South Sudan’s economy is limited to oil extraction and subsistence agriculture, which supports the vast majority of the population. In 2021, revenues to the state budget increased compared to the previous period thanks to higher oil prices on world markets. However, due to high Sudanese transit fees, South Sudan’s oil revenues, which account for up to 97% of export earnings, are lower than before. Daily oil production is still far behind pre-civil war figures (139,000 barrels per day vs. 350,000 barrels per day in 2013). In December 2015, the government of South Sudan introduced a floating exchange rate with some restrictions on imports and currency exchange. Since then, the value of the South Sudanese pound has fallen by up to 4 thousand. %. In 2020, the exchange rate hovered around 164 pounds per USD. However, the currency remained overvalued, with the black market rate rising as high as £730 to the USD.
|GDP growth (%)||ON||ON||ON||ON||ON|
|Export of goods (billion USD)||ON||ON||ON||ON||ON|
|Import of goods (billion USD)||ON||ON||ON||ON||ON|
|Trade Balance (Billion USD)||ON||ON||ON||ON||ON|
|Industrial production (% change)||ON||ON||ON||ON||ON|
|OECD export risk||7/7||7/7||7/7||ON||ON|
Source: EIU, OECD, IMD
Public finance and state budget
|State budget balance (% of GDP)||ON|
|Public debt (% of GDP)||ON|
|Current account balance (billion USD)||ON|
|AFTER||10-25% depending on the amount of income|
|F.O||0-20% depending on the amount of income|
Some stabilization of South Sudan’s public finances should occur in the next period after the shock in 2020 caused by volatility in global oil markets and increased government spending due to the global pandemic. Despite loans from the IMF and international aid, the lack of income in the state budget will be significant. A possible rise in oil prices and the recovery of world trade should contribute to an increase in state revenues, but the ability to collect taxes and duties remains limited due to the weak capacity of the state apparatus. It is likely that the government will have to apply for additional international loans. In the case of the organization of postponed elections, election preparations will exert additional pressure on the state treasury.

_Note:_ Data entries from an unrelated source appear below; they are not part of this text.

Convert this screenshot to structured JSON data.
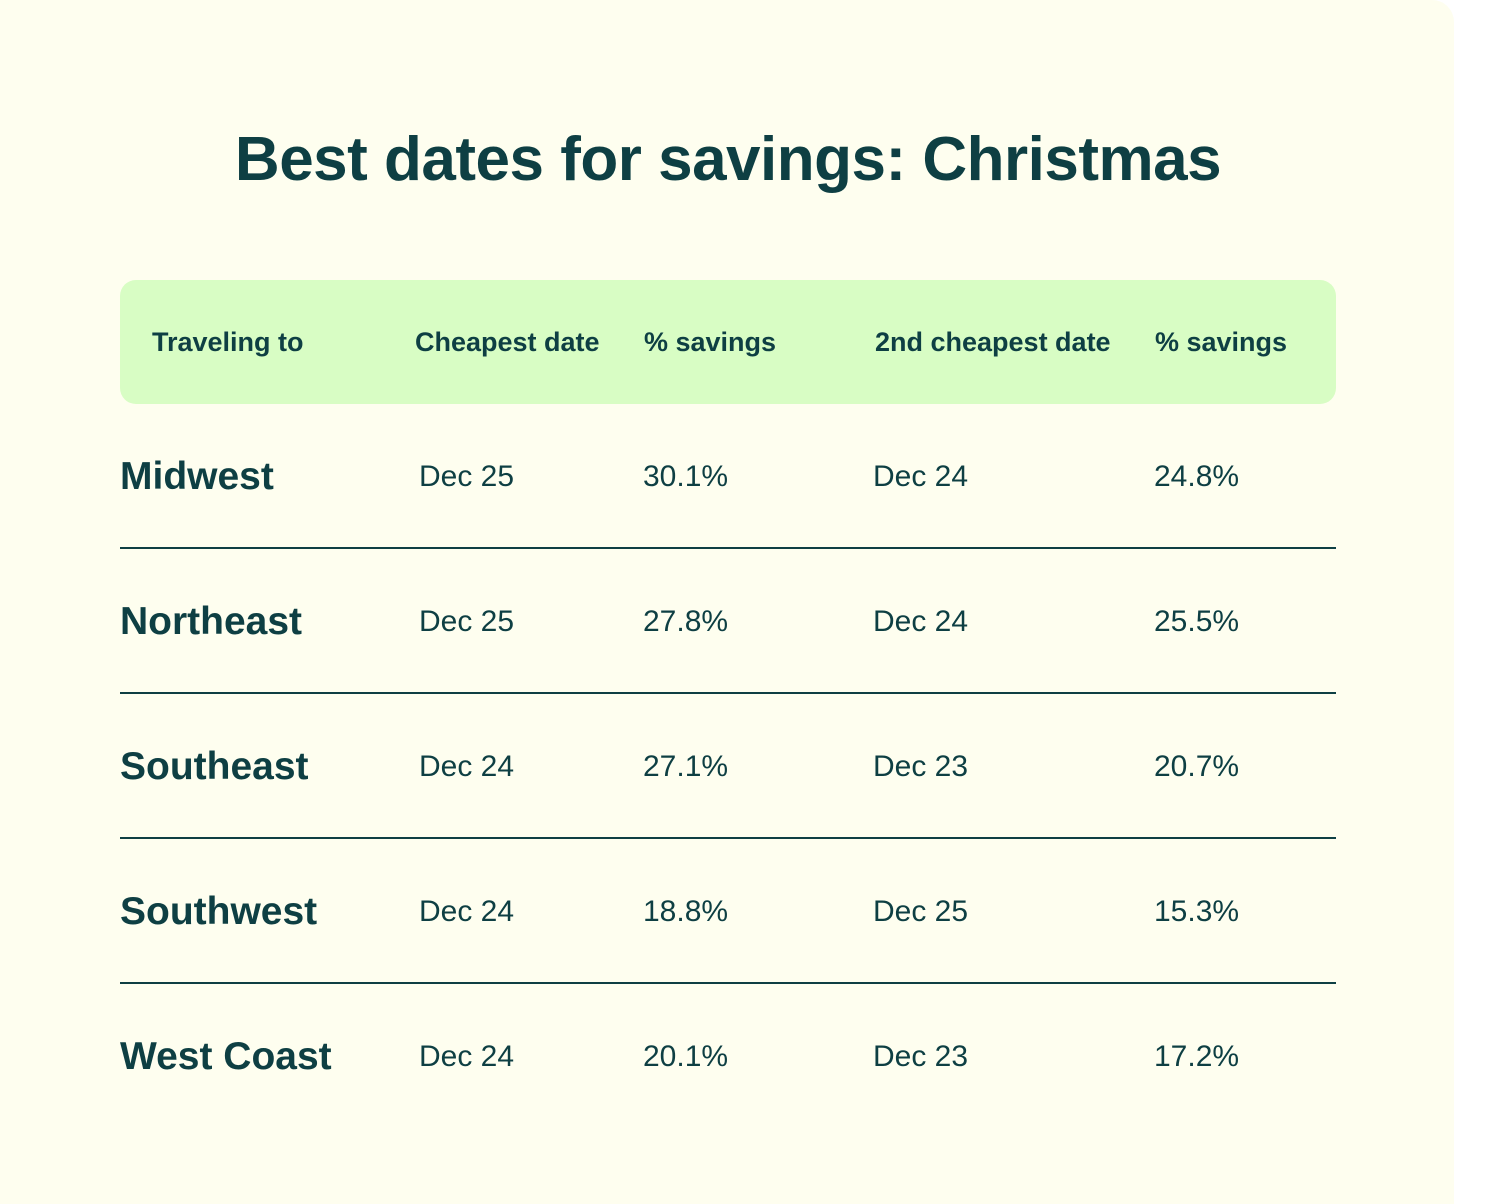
{
  "chart_data": {
    "type": "table",
    "title": "Best dates for savings: Christmas",
    "columns": [
      "Traveling to",
      "Cheapest date",
      "% savings",
      "2nd cheapest date",
      "% savings"
    ],
    "rows": [
      {
        "region": "Midwest",
        "cheapest_date": "Dec 25",
        "cheapest_savings": "30.1%",
        "second_date": "Dec 24",
        "second_savings": "24.8%"
      },
      {
        "region": "Northeast",
        "cheapest_date": "Dec 25",
        "cheapest_savings": "27.8%",
        "second_date": "Dec 24",
        "second_savings": "25.5%"
      },
      {
        "region": "Southeast",
        "cheapest_date": "Dec 24",
        "cheapest_savings": "27.1%",
        "second_date": "Dec 23",
        "second_savings": "20.7%"
      },
      {
        "region": "Southwest",
        "cheapest_date": "Dec 24",
        "cheapest_savings": "18.8%",
        "second_date": "Dec 25",
        "second_savings": "15.3%"
      },
      {
        "region": "West Coast",
        "cheapest_date": "Dec 24",
        "cheapest_savings": "20.1%",
        "second_date": "Dec 23",
        "second_savings": "17.2%"
      }
    ]
  },
  "colors": {
    "background": "#fefeef",
    "header_fill": "#d8fdc4",
    "text": "#0e3f43",
    "divider": "#0e3f43"
  }
}
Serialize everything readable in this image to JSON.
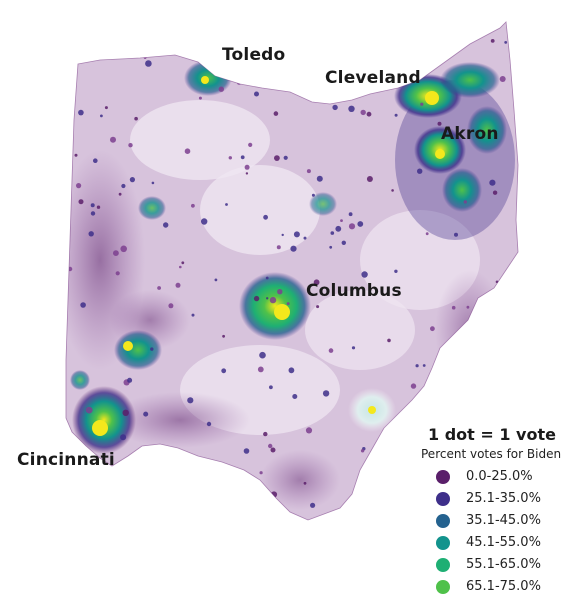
{
  "cities": {
    "toledo": "Toledo",
    "cleveland": "Cleveland",
    "akron": "Akron",
    "columbus": "Columbus",
    "cincinnati": "Cincinnati"
  },
  "legend": {
    "title": "1 dot = 1 vote",
    "subtitle": "Percent votes for Biden",
    "items": [
      {
        "label": "0.0-25.0%",
        "color": "#5a1f6a"
      },
      {
        "label": "25.1-35.0%",
        "color": "#3e2f8a"
      },
      {
        "label": "35.1-45.0%",
        "color": "#24628f"
      },
      {
        "label": "45.1-55.0%",
        "color": "#12938d"
      },
      {
        "label": "55.1-65.0%",
        "color": "#1eaf74"
      },
      {
        "label": "65.1-75.0%",
        "color": "#4fc14a"
      }
    ]
  },
  "colors": {
    "base_fill": "#d7c3dc",
    "light_fill": "#efe6f1",
    "rural_dot": "#7d3f8f",
    "hotspot_yellow": "#f4e81c"
  }
}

The central bank of the Republic of South Sudan is the Bank of South Sudan. Efforts to determine monetary policy are ineffective in the long term. The coverage of the country by commercial banks is still below average. Most commercial banks do not meet the central bank’s minimum capital and reserve requirements.
Commercial banks active in South Sudan include, for example:
Afriland First Bank, BP 640 Juba, 3 Hai Cinema Road, Tel: +211 956 688 405
Commercial Bank of Ethiopia, Haileselasie Avenue, Juba Town, Juba tel.: +211 928 944 809 / 927 639 407
Ivory Bank, Hai Suk, Juba Town, tel: +211 811 820 239 / 977 117 611
Kenya Commercial Bank, Jebel Kujuru, Rockcity Hotel, Juba, Tel.: +211 957 148 468
At first glance, the South Sudan tax system is relatively clear and stable, but its problem is low efficiency and arbitrariness in application and enforcement.
For individuals with an income of up to 2,000 SSP, the rate is zero. Furthermore, the system is progressive with a tax burden of 5-20%. The highest rate is applied to incomes above SSP 15,001.
For legal entities, the system is divided into three bands (10%, 20% and 25%) according to the size of the company. Small businesses with profits of up to SSP 1 million pay taxes at 10%. A rate of 20% applies to medium-sized enterprises with profits between SSP 1 million and SSP 30 million, and a rate of 25% is introduced for large enterprises with profits exceeding SSP 30 million.
VAT ranges from 1% to 20% depending on the type of goods and services. The standard rate is 18%.